TEST NO. 1 -- FLEX NIB MODIFICATIONS ON AIRMAIL WALITY NO. 6 FINE NIB AND JINHAO NO. 6 MEDIUM NIB
A. WRITING RESULTS AFTER REMOVING WING SCALLOPS ONLY
Jinhao x450 with no. 6 medium nib, 6 mm standard plastic feed
More give/bounce in the writing experience, and tines separate slightly to make the nib wetter. Some flex if pushed, but this nib starts as a medium and requires too much pressure to generate line variation. Nib is smooth.
Airmail Wality 71J with Airmail no. 6 fine nib, 6.3 mm standard ebonite feed
More give/bounce in the writing experience. Tines definitely separate, making the nib wetter and the writing experience much more fun. Not much line variation. Nib has some feedback.
B. WRITING RESULTS AFTER CREATION OF WING SCALLOPS AND 3.5 MM OVAL BREATHER HOLE
Jinhao x450 no. 6 nib, medium
Not much pressure required to make tines separate easily. Line width varies from about 0.6 mm to 1.2 mm -- basically 2X. Well-lubricated, pleasant writing experience. Plastic feed keeps up if the writer maintains steady, moderate pace. Occasional priming of feed required before a large flourish, or railroading occurs. More fun to write with. The snap-back, however, is sluggish, and after extensive writing, sometimes the tines don't return to their original position at all.
Airmail Wality 71J with Airmail no. 6, fine
Not much pressure required to make tines separate easily. Line width varies from about 0.4 mm to 1.1 mm -- about 3X. Standard ebonite feed nearly always keeps up. Increased flex seems to pull more ink, making the writing experience well-lubricated. Writer must push nib to unpleasant levels of pressure before railroading occurs. Much more fun to write with.
C. ELEVEN OBSERVATIONS
1. One trial with the Jinhao no. 6 nib used only the expansion of the vent hole, with no wing scallop removal. In the writing trial, the tines widened, but didn't seem to snap back into position. Without wing scallops, the lines were all wide, all uncontrollably juicy, all the time.
2. The enlarged vent hole made a significant difference in the ability of the tines to separate.
3. The Dremel cut-off disc can make a crescent-like, oval, enlarged horizontal vent hole. The oval hole is ugly. Jeweler's needle files might help shape the hole, and some kind of buffing/polishing process would help. The design of vent/reservoir holes in dip nibs may provide some inspiration.
4. Gold-tone nibs lose their finish in the grinding process. Chrome-colored steel nibs might be more attractive candidates.
5. The back side of the nib, behind the slit, took some abrasion in the grinding process. Ink supply did not seem to be impeded.
6. The design of standard dip nibs is more utilitarian, often showing grinding marks where the manufacturer thinned the nib material. A pen user who modifies nibs for calligraphy may need to discount nib aesthetics.
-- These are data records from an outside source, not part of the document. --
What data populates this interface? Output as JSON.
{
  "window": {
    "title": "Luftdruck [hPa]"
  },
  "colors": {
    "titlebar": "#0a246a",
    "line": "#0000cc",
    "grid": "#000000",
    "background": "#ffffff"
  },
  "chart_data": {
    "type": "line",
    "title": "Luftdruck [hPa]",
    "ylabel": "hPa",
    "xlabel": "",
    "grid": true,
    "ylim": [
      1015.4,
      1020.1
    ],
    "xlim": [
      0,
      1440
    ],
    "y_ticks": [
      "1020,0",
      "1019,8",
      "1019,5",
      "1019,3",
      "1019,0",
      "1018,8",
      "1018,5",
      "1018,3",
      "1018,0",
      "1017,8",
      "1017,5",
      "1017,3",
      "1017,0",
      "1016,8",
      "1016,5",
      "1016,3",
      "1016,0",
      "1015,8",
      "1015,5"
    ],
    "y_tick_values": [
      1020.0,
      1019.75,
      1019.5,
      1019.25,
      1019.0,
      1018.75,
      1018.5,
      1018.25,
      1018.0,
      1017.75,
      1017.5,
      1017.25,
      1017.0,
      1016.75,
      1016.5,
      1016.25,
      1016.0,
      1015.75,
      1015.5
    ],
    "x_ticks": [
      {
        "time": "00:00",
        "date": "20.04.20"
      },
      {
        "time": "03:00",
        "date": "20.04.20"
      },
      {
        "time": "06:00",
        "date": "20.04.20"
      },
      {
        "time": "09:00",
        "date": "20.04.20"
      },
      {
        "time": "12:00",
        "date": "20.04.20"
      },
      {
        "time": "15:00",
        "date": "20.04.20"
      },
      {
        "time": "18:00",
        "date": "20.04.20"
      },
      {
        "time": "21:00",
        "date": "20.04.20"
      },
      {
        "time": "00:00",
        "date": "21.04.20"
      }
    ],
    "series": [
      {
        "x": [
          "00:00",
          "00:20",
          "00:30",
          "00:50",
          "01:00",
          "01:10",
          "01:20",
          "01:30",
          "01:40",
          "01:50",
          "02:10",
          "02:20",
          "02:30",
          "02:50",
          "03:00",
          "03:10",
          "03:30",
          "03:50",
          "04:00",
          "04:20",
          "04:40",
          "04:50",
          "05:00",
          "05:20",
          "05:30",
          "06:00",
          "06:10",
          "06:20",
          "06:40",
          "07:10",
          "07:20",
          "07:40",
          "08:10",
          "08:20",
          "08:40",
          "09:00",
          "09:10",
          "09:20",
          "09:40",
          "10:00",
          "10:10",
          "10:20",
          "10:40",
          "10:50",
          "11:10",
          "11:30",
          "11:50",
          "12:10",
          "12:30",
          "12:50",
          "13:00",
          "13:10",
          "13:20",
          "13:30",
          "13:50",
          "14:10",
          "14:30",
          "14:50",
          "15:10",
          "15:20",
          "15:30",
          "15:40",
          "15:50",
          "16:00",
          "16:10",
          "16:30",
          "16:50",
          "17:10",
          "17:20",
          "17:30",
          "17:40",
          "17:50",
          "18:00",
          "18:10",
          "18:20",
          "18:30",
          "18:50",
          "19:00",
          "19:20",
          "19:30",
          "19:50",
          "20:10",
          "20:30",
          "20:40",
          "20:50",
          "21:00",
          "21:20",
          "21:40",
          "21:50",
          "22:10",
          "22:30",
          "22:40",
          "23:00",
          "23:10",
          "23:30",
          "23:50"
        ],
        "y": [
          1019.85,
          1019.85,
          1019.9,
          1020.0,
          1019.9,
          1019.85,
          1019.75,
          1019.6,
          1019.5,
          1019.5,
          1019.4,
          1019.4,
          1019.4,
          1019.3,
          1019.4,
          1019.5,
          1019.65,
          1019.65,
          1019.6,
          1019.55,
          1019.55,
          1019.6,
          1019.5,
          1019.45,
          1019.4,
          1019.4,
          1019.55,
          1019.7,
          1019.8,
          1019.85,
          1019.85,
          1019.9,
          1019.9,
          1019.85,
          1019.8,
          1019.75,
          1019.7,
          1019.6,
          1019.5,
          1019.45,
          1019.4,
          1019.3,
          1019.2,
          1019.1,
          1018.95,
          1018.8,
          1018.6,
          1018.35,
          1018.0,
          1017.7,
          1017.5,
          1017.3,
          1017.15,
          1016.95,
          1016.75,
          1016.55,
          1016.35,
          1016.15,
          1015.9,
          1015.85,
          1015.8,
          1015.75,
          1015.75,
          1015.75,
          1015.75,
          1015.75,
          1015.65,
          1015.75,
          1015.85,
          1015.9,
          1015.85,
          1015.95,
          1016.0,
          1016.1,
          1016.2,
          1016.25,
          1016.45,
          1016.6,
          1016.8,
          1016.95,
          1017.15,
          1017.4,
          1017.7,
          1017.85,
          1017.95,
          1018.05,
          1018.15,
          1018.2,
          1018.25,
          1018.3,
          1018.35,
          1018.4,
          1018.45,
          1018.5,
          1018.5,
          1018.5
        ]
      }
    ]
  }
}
7. Cutting the scallops from the wings is fairly simple and foolproof, and requires about 10 minutes. Enlarging the vent hole requires more precision, and also takes about 10 minutes. This is my first flex nib modification, and my first time using a Dremel tool.
8. The standard ebonite feed in the Airmail Wality 71J keeps up extremely well. No deepening of the ink channel was required.
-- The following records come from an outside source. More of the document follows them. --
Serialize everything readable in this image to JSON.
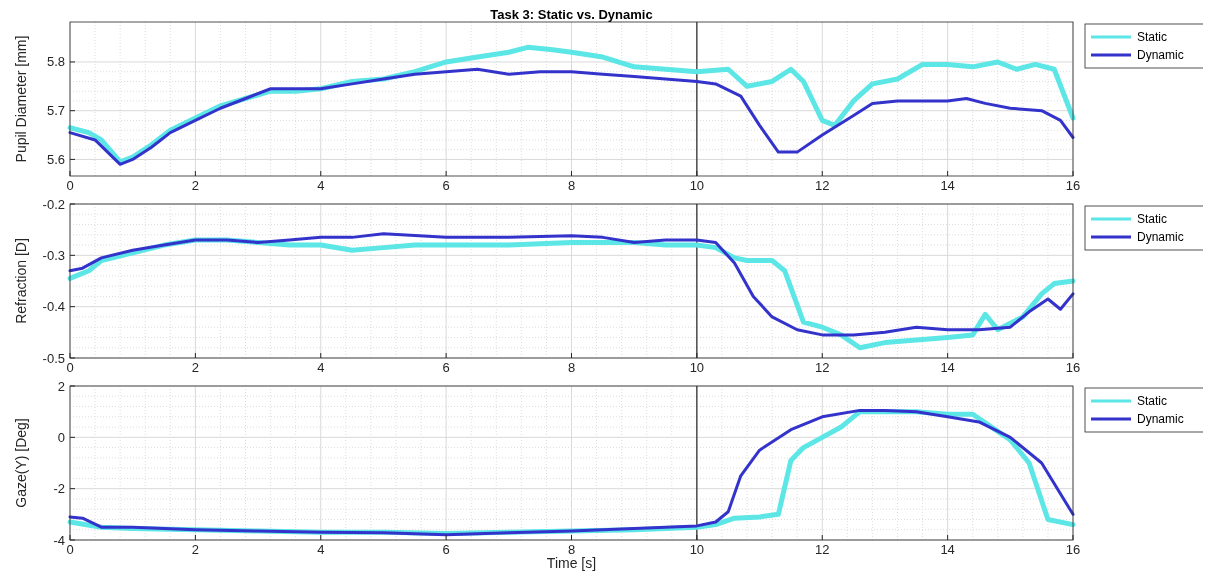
{
  "chart_data": [
    {
      "type": "line",
      "title": "Task 3: Static vs. Dynamic",
      "ylabel": "Pupil Diameter [mm]",
      "xlim": [
        0,
        16
      ],
      "xticks": [
        0,
        2,
        4,
        6,
        8,
        10,
        12,
        14,
        16
      ],
      "ylim": [
        5.566,
        5.882
      ],
      "yticks": [
        5.6,
        5.7,
        5.8
      ],
      "grid": true,
      "legend": "top right",
      "ref_lines": [
        {
          "axis": "x",
          "value": 10,
          "color": "#000000"
        }
      ],
      "series": [
        {
          "name": "Static",
          "color": "#5ce6e6",
          "x": [
            0,
            0.3,
            0.5,
            0.8,
            1.0,
            1.3,
            1.6,
            2.0,
            2.4,
            2.8,
            3.2,
            3.6,
            4.0,
            4.5,
            5.0,
            5.5,
            6.0,
            6.5,
            7.0,
            7.3,
            7.7,
            8.0,
            8.5,
            9.0,
            9.5,
            10,
            10.5,
            10.8,
            11.2,
            11.5,
            11.7,
            12.0,
            12.2,
            12.5,
            12.8,
            13.2,
            13.6,
            14.0,
            14.4,
            14.8,
            15.1,
            15.4,
            15.7,
            16
          ],
          "values": [
            5.665,
            5.655,
            5.64,
            5.595,
            5.605,
            5.63,
            5.66,
            5.685,
            5.71,
            5.725,
            5.74,
            5.74,
            5.745,
            5.76,
            5.765,
            5.78,
            5.8,
            5.81,
            5.82,
            5.83,
            5.825,
            5.82,
            5.81,
            5.79,
            5.785,
            5.78,
            5.785,
            5.75,
            5.76,
            5.785,
            5.76,
            5.68,
            5.67,
            5.72,
            5.755,
            5.765,
            5.795,
            5.795,
            5.79,
            5.8,
            5.785,
            5.795,
            5.785,
            5.685
          ]
        },
        {
          "name": "Dynamic",
          "color": "#3333cc",
          "x": [
            0,
            0.4,
            0.8,
            1.0,
            1.3,
            1.6,
            2.0,
            2.4,
            2.8,
            3.2,
            3.6,
            4.0,
            4.5,
            5.0,
            5.5,
            6.0,
            6.5,
            7.0,
            7.5,
            8.0,
            8.5,
            9.0,
            9.5,
            10,
            10.3,
            10.7,
            11.0,
            11.3,
            11.6,
            12.0,
            12.5,
            12.8,
            13.2,
            13.6,
            14.0,
            14.3,
            14.6,
            15.0,
            15.5,
            15.8,
            16
          ],
          "values": [
            5.655,
            5.64,
            5.59,
            5.6,
            5.625,
            5.655,
            5.68,
            5.705,
            5.725,
            5.745,
            5.745,
            5.745,
            5.755,
            5.765,
            5.775,
            5.78,
            5.785,
            5.775,
            5.78,
            5.78,
            5.775,
            5.77,
            5.765,
            5.76,
            5.755,
            5.73,
            5.67,
            5.615,
            5.615,
            5.65,
            5.69,
            5.715,
            5.72,
            5.72,
            5.72,
            5.725,
            5.715,
            5.705,
            5.7,
            5.68,
            5.645
          ]
        }
      ]
    },
    {
      "type": "line",
      "ylabel": "Refraction [D]",
      "xlim": [
        0,
        16
      ],
      "xticks": [
        0,
        2,
        4,
        6,
        8,
        10,
        12,
        14,
        16
      ],
      "ylim": [
        -0.5,
        -0.2
      ],
      "yticks": [
        -0.5,
        -0.4,
        -0.3,
        -0.2
      ],
      "grid": true,
      "legend": "top right",
      "ref_lines": [
        {
          "axis": "x",
          "value": 10,
          "color": "#000000"
        }
      ],
      "series": [
        {
          "name": "Static",
          "color": "#5ce6e6",
          "x": [
            0,
            0.3,
            0.5,
            1,
            1.5,
            2,
            2.5,
            3,
            3.5,
            4,
            4.5,
            5,
            5.5,
            6,
            7,
            8,
            9,
            9.5,
            10,
            10.3,
            10.6,
            10.8,
            11.2,
            11.4,
            11.7,
            12,
            12.3,
            12.6,
            13,
            13.5,
            14,
            14.4,
            14.6,
            14.8,
            15.2,
            15.5,
            15.7,
            16
          ],
          "values": [
            -0.345,
            -0.33,
            -0.31,
            -0.295,
            -0.28,
            -0.27,
            -0.27,
            -0.275,
            -0.28,
            -0.28,
            -0.29,
            -0.285,
            -0.28,
            -0.28,
            -0.28,
            -0.275,
            -0.275,
            -0.28,
            -0.28,
            -0.285,
            -0.305,
            -0.31,
            -0.31,
            -0.33,
            -0.43,
            -0.44,
            -0.455,
            -0.48,
            -0.47,
            -0.465,
            -0.46,
            -0.455,
            -0.415,
            -0.445,
            -0.42,
            -0.375,
            -0.355,
            -0.35
          ]
        },
        {
          "name": "Dynamic",
          "color": "#3333cc",
          "x": [
            0,
            0.2,
            0.5,
            1,
            1.5,
            2,
            2.5,
            3,
            3.5,
            4,
            4.5,
            5,
            6,
            7,
            8,
            8.5,
            9,
            9.5,
            10,
            10.3,
            10.6,
            10.9,
            11.2,
            11.6,
            12,
            12.5,
            13,
            13.5,
            14,
            14.5,
            15,
            15.3,
            15.6,
            15.8,
            16
          ],
          "values": [
            -0.33,
            -0.325,
            -0.305,
            -0.29,
            -0.28,
            -0.27,
            -0.27,
            -0.275,
            -0.27,
            -0.265,
            -0.265,
            -0.258,
            -0.265,
            -0.265,
            -0.262,
            -0.265,
            -0.275,
            -0.27,
            -0.27,
            -0.275,
            -0.315,
            -0.38,
            -0.42,
            -0.445,
            -0.455,
            -0.455,
            -0.45,
            -0.44,
            -0.445,
            -0.445,
            -0.44,
            -0.41,
            -0.385,
            -0.405,
            -0.375
          ]
        }
      ]
    },
    {
      "type": "line",
      "ylabel": "Gaze(Y) [Deg]",
      "xlabel": "Time [s]",
      "xlim": [
        0,
        16
      ],
      "xticks": [
        0,
        2,
        4,
        6,
        8,
        10,
        12,
        14,
        16
      ],
      "ylim": [
        -4,
        2
      ],
      "yticks": [
        -4,
        -2,
        0,
        2
      ],
      "grid": true,
      "legend": "top right",
      "ref_lines": [
        {
          "axis": "x",
          "value": 10,
          "color": "#000000"
        }
      ],
      "series": [
        {
          "name": "Static",
          "color": "#5ce6e6",
          "x": [
            0,
            0.5,
            1,
            2,
            3,
            4,
            5,
            6,
            7,
            8,
            9,
            10,
            10.3,
            10.6,
            11,
            11.3,
            11.5,
            11.7,
            12,
            12.3,
            12.6,
            13,
            13.5,
            14,
            14.4,
            14.7,
            15,
            15.3,
            15.6,
            16
          ],
          "values": [
            -3.3,
            -3.5,
            -3.55,
            -3.6,
            -3.65,
            -3.7,
            -3.7,
            -3.75,
            -3.7,
            -3.65,
            -3.6,
            -3.5,
            -3.4,
            -3.15,
            -3.1,
            -3.0,
            -0.9,
            -0.4,
            0,
            0.4,
            1.0,
            1.0,
            1.0,
            0.9,
            0.9,
            0.4,
            -0.1,
            -1.0,
            -3.2,
            -3.4
          ]
        },
        {
          "name": "Dynamic",
          "color": "#3333cc",
          "x": [
            0,
            0.2,
            0.5,
            1,
            2,
            3,
            4,
            5,
            6,
            7,
            8,
            9,
            10,
            10.3,
            10.5,
            10.7,
            11,
            11.5,
            12,
            12.6,
            13,
            13.5,
            14,
            14.5,
            15,
            15.5,
            16
          ],
          "values": [
            -3.1,
            -3.15,
            -3.5,
            -3.5,
            -3.6,
            -3.65,
            -3.7,
            -3.72,
            -3.8,
            -3.72,
            -3.65,
            -3.55,
            -3.45,
            -3.3,
            -2.9,
            -1.5,
            -0.5,
            0.3,
            0.8,
            1.05,
            1.05,
            1.0,
            0.8,
            0.6,
            0.0,
            -1.0,
            -3.0
          ]
        }
      ]
    }
  ]
}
9. The plastic feed in the Jinhao x450 kept up better than expected.
10. The modification process improves writing performance in both nibs, making the writing experience much more enjoyable. The modification also makes the nibs lay down significantly more ink, and the ink capacity of the Airmail Wality eyedropper helps.
11. This modification makes the standard fine Airmail Wality nib enjoyable to write with. Airmail Wality pen bodies are well-crafted, but provide significant amounts of feedback, and I usually swap the standard nib for something else.